The safety distances to be applied for LNG fueling and bunker operations are critically influenced by gross failure (rupture) of transfer hoses or loading arms. This project aims to prove that for small scale LNG composite hose based transfer systems a full bore rupture scenario is much too conservative for existing technology and that much less LNG outflow can be substantiated. This on its turn allows a reduction of the necessary safety distances around LNG service facilities.
A first series of experiments was conducted earlier as described in the TNO report 2015 R 10689 (see sub-activity Leak before Burst – phase I). Here some first fatigue tests were done with a longitudinal cyclic stretching of the composite hose.
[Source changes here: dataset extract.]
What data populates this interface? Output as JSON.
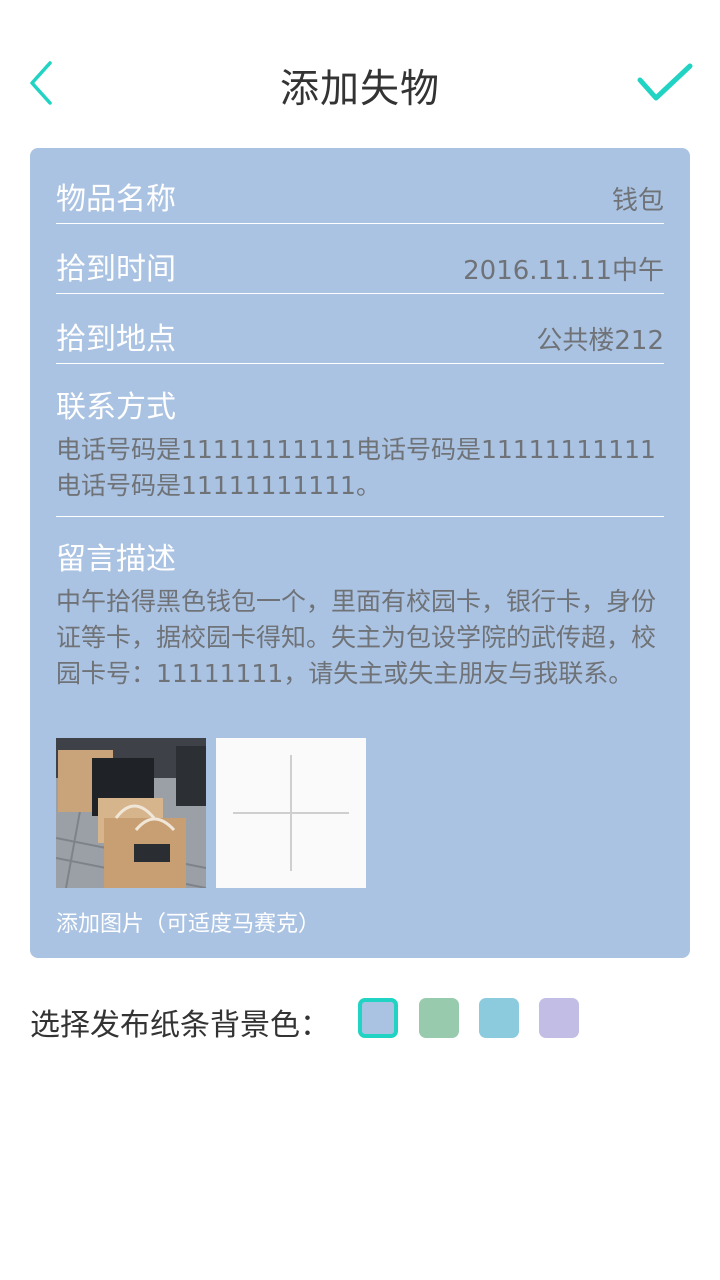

In this sub-activity (phase II) further fatigue experiments were executed to get a better understanding of the hose behavior under normal conditions while in use for example at a re-fueling station.
Next to longitudinal stretching, a composite hose was fatigue loaded through bending while being pressurized to 2 bar and cooled down by LIN/GAN. At this point in time leakage developed and subsequently pressure testing of the hose was done under conditions well above operating pressure.
It is clearly demonstrated that for the composite hoses tested:
- fatigue damage is (likely) detectable,
- full bore rupture is not expected and
- the resulting release of product (LNG/NG) will be insignificant compared to full bore rupture.
It therefore is reasonable to conclude that fatigue damage to a composite hose will lead first to a leakage that will very likely being detected under normal operating conditions and full hose rupture will not occur under these circumstances.